Я понял, что нащупал нужную, хоть и очень болезненную струну в душе этой, безусловно, достойной женщины. И продолжил, пользуясь юридической безграмотностью гражданки Астафьевой, дальше вводить ее в заблуждение.

— Закон таков! — лицемерно состряпал я неодобрительно-постное выражение на лице, источая свое полнейшее несогласие с мнимым гуманизмом по отношению к советским алиментщикам. — Местная милиция нам его сбагрила и назад не принимает. И в гостиницу нас с ним не пустят, потому что у него паспорта нет. А больше ночевать нам негде, уважаемая Тамара Васильевна! Так что придется нам его отпустить, все равно завтра срок его ареста заканчивается, — вздохнул я с абсолютно натуральным и даже горестным сожалением, представив ночевку нашего табора где-нибудь на вокзале или в аэропорту.

— Ну я даже не знаю… — по железобетонному монолиту несогласия комендантши прошла первая тонкая трещина, — Мне даже смотреть на него страшно, а свободные комнаты у меня только в женской половине! Ну как я вас с ним туда пущу?!! — едва не плакала Астафьева.

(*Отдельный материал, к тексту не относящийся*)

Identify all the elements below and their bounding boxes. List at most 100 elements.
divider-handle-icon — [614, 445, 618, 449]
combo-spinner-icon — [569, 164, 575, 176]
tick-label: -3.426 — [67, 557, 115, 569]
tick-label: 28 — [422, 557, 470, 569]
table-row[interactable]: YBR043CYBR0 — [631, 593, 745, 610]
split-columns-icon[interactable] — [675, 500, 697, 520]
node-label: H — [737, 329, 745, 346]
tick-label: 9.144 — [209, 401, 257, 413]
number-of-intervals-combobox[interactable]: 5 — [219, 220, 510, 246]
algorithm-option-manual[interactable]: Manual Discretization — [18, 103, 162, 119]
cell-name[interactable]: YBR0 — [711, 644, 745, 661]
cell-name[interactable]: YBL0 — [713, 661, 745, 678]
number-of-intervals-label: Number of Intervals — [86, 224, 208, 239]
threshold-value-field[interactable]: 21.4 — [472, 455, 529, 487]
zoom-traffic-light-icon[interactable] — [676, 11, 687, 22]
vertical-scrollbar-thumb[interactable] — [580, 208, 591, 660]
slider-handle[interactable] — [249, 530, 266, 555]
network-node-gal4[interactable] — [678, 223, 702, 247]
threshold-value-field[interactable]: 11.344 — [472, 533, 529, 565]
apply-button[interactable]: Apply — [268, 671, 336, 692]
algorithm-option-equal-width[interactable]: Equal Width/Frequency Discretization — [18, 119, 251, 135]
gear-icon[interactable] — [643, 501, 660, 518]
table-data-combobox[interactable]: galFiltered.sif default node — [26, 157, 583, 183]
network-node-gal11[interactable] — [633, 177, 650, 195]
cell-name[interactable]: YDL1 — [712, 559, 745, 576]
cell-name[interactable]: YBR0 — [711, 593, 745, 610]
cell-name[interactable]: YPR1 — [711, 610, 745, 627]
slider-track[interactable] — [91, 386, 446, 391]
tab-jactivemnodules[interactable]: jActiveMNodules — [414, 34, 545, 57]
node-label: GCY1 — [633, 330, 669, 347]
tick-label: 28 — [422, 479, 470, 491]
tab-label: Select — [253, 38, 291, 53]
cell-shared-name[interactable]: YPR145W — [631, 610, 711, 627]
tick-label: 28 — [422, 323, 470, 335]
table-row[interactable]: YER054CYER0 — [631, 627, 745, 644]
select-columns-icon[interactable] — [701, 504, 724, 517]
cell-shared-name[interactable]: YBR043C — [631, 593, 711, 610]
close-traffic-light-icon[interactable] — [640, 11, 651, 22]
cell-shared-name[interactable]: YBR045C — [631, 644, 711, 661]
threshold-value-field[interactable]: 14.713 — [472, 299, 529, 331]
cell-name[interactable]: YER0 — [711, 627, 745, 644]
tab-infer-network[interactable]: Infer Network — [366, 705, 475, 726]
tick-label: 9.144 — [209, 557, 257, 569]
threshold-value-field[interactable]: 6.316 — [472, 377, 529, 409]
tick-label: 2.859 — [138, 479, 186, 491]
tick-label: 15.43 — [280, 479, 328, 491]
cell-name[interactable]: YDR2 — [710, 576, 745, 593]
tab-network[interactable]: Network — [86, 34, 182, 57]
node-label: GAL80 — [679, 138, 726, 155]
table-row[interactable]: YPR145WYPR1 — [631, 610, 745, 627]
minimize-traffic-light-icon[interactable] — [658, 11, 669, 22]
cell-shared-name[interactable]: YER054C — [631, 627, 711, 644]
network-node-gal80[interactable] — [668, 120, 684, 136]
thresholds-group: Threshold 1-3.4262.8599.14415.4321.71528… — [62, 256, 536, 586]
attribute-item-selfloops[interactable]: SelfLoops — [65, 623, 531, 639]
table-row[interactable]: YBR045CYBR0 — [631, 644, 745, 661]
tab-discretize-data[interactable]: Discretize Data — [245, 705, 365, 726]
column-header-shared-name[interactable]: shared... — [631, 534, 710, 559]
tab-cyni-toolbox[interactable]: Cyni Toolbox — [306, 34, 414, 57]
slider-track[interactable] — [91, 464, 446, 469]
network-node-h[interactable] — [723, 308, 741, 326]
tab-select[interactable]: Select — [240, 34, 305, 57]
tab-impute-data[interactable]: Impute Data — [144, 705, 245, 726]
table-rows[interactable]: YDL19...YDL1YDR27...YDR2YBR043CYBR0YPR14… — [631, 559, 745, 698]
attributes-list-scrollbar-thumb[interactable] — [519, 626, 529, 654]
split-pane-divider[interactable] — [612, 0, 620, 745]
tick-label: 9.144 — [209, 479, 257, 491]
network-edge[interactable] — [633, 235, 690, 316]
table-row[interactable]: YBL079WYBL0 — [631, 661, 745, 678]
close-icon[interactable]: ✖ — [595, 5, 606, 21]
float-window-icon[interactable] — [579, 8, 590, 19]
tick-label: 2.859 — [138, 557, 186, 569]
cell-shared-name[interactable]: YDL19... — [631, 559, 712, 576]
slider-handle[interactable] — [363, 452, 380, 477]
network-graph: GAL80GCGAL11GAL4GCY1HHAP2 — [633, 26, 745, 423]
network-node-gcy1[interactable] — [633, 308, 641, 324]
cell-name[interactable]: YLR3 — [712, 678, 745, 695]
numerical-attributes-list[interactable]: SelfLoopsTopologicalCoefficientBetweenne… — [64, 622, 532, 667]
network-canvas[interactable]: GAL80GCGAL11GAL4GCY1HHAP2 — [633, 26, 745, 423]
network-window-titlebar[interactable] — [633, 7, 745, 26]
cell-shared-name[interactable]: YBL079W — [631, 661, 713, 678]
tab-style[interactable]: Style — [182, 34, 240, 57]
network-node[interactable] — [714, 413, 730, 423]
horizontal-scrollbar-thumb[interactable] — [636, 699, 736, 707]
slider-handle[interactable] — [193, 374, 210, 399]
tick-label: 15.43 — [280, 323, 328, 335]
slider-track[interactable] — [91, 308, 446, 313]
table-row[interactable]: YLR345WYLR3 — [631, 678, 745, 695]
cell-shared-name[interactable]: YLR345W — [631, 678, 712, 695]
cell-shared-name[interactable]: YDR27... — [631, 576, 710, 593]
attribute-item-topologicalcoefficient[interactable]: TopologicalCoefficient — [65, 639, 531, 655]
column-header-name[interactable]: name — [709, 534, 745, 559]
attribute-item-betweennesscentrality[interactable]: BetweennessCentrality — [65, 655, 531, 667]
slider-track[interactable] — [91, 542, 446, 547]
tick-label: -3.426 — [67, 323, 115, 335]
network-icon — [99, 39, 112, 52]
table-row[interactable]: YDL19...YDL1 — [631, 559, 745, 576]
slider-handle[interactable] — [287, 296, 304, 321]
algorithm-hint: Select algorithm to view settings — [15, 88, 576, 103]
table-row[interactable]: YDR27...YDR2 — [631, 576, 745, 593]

— Тамара Васильевна, дорогая, да вы не волнуйтесь! Он сейчас уже не опасен, мы ему яйца-то уже отбили! — не давая Астафьевой времени на то, чтобы поднять отпавшую нижнюю челюсть поближе к верхней, я, повернувшись к смирно стоявшему у стены Судаку и скомандовал.

— А ну, муфлон, иди сюда! Быстро!

Судак, после показательно-жесткого задержания, в одночасье превратился из беспредельного баклана в примерного подследственного. Было видно, как трудно ему передвигаться, но ослушаться он не посмел и широко раздвинутыми ногами, торопливо, насколько мог, начал маневрировать в нашу сторону. Его опухшая харя выражала крайнюю степень непереносимых физических страданий. Достоверно подтверждавшимися попискивающими стенаниями лишенца и крупными слезами, которые обильно катились по его щекам. Сюра в происходящее добавляли Гриненко с Пичкарёвым. Они стояли с бесстрастными, как у манекенщиц, от усталости и пережитого стресса лицами. Синхронно, как в русском народном танце, они двинулись вместе с Судаком. Наручники в глаза не бросались и потому все трое шли на нас, будто бы взявшись за руки, и бессистемно западая из стороны в сторону.